Pursuant to the requirements of the Securities Exchange Act of 1934, the registrant has duly caused this Report to be signed on its behalf by the undersigned, hereunto duly authorized.

 

Date: June 4, 2026

 

  Lucas GC Limited
   
  By: /s/ Howard Lee
  Name:  Howard Lee
  Title: Chief Executive Officer and Chairman of the Board of Directors

 

 

 

FAQ

What equity financing did Lucas GC Limited (LGCL) establish in this 6-K?

Lucas GC Limited set up an at-the-market share offering program for up to US$20.0 million. Under this agreement, it may sell Class A ordinary shares from time to time through Maxim Group LLC as sales agent or principal, using an effective Form F-3 shelf registration.

How will Maxim Group LLC be compensated in Lucas GC’s at-the-market program?

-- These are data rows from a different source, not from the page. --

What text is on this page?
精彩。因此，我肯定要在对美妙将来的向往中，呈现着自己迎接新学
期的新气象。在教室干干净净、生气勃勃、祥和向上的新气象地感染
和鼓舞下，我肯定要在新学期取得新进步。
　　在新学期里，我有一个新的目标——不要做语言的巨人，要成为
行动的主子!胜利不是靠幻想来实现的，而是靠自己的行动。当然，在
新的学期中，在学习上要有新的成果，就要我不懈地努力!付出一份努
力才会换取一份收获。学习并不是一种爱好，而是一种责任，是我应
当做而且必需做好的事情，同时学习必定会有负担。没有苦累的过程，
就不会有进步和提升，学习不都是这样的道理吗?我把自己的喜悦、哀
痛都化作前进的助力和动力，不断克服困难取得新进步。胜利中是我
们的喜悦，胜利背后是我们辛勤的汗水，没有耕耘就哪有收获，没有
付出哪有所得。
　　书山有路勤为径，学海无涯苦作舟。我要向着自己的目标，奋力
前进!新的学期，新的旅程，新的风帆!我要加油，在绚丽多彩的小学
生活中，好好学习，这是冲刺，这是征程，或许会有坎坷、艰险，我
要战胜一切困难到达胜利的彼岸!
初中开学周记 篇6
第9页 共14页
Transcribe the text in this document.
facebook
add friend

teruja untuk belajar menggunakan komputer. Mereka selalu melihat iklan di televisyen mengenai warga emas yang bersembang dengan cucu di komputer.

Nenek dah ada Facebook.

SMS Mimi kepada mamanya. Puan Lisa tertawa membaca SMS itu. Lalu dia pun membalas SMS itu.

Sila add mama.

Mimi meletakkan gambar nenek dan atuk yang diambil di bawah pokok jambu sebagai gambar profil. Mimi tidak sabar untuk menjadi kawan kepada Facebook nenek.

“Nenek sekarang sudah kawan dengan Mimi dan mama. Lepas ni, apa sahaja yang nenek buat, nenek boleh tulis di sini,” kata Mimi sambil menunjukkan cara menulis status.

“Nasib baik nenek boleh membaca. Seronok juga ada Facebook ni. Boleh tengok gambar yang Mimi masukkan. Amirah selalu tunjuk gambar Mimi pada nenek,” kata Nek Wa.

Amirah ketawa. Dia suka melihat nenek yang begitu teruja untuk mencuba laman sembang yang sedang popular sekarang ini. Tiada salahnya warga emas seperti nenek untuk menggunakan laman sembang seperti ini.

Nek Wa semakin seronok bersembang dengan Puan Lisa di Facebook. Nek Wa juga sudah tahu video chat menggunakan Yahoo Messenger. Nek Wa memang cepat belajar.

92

Maxim Group LLC will receive a 3.0% fee on gross sales proceeds. Lucas GC will also reimburse up to $30,000 for initial counsel fees from the first sale’s proceeds and up to $5,000 per fiscal quarter for ongoing expenses, plus certain costs tied to future registration filings.

Is Lucas GC Limited obligated to sell all US$20.0 million of shares under the program?

No, Lucas GC is not obligated to sell any specific amount of shares. The company may choose to sell Class A ordinary shares at its sole discretion. The program ends when all designated shares are sold or when the Sales Agreement is terminated according to its terms.

How does Lucas GC intend to use proceeds from the at-the-market share sales?

Lucas GC intends to use net proceeds for general corporate purposes. These may include working capital, financing capital expenditures, and potential future acquisitions or strategic investment opportunities, although the company states it has no current plans or commitments for such transactions as of the report date.

What registration statements cover Lucas GC’s at-the-market offering program?

The offering is made under Lucas GC’s Form F-3 shelf registration No. 333-286651. A related prospectus supplement for the at-the-market program was filed, and this Form 6-K is incorporated by reference into that Form F-3 and the company’s Form S-8 No. 333-283728.